Each night and morning since, alone in his tent, Chriani had held
the talisman and stared at it in the darkness, confirming to his own
satisfaction that its blood-red light was nowhere to be seen. The oily sheen of
the stone had disappeared, gone now to a layer of dust that wouldn’t rub off.

He had shown the disk to Kathlan and Dargana before they set out,
wanting to put both their minds at ease about the Ilvani’s pursuit of him.
Kathlan showed the greatest relief, the exile simply shrugging. “You put Ilmari
magic against the sorcery of Muiraìden, you’ll lose eventually,” Dargana had
said. “Stay moving either way.”

 

The longer they traveled, the more focused Chriani became on the
questions he had for Dargana. Questions he hadn’t been able to ask yet, having
had no chance to speak to the exile privately since the throne room. With
Kathlan riding at her side, Chriani had been forced to limit their
conversations to signs of Crithnala activity and other dangers of the road.
More worrying, though, was the relative closeness of the other rangers, all of
who kept one wary eye on the Ilvani exile as they rode. Chriani had no idea
what their relationship to Ashlund was, but he was certain that anything they
saw or heard would reach the captain’s ear when the squad made it back to
Rheran once more.

They had met Ilvani bandits three times since joining the
Clearwater Way at Caredry. The frequency of those skirmishes was enough to
trouble the veteran rangers, but the attackers had dispersed quickly when shown
any resistance.

“They’re Crithnala fleeing Calala war-bands,” Dargana advised the
rangers after the first brief encounter. “Seeking supplies and coin, but not
willing to die for it.” She didn’t seem to care that most of the rangers
ignored her, or seemed more than happy to talk of killing the Crithnala no
matter what their intent. “If we meet the Calala they’re running from,” she
told them, “it won’t be so easy.”

That Calala attack came in the morning along the final leg of the
Clearwater Way. They were nine days in, the fortress of Rhercyn behind them and
the border of Aerach one last day’s ride ahead. The skies had stayed clear
across the exile lands, but that was changing. The Ghostwood and the Greatwood
alike were too far away to be seen from the Wayroad, but the southern sky above
them was shimmering gold and green along the horizon. Not so to the north,
where the air was streaked by cloud that thickened as it rolled in from the
sea.

At a point where the Wayroad twisted between a low pine bluff and
sand to the north, they found themselves facing sudden bowshot from behind
them, and the cries of Ilvani warriors coming through the trees.

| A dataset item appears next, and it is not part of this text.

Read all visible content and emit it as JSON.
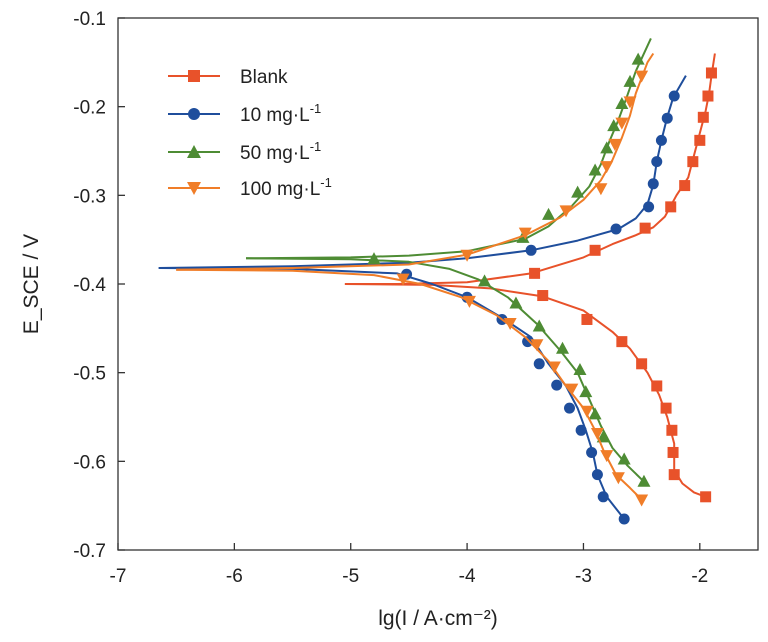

It was an ambush, obviously. A feint that might have taken a
squad of new-made guards by surprise, or one of the privately guarded merchant
caravans that braved the Wayroad when time was of the essence or sea passage
around the Sandhorn was made hazardous by seasonal storms. A trap that would
have caught Chriani as a tyro, before he’d faced the Ilvani and their deadly
silence in battle.

“Ambush west!” he called, but the rangers were already
scattering. Two drove back along the trail, flat to their horses’ necks and
shields up to protect against the arrows that continued to arc out from the
trees. The other three cut hard around the bluff, pushing off the road with
bows drawn and firing into the six Ilvani hidden in shadow and scrub beyond. The
main force that would have attacked from cover if any of the rangers had
panicked and bolted away from the token attack from the rear.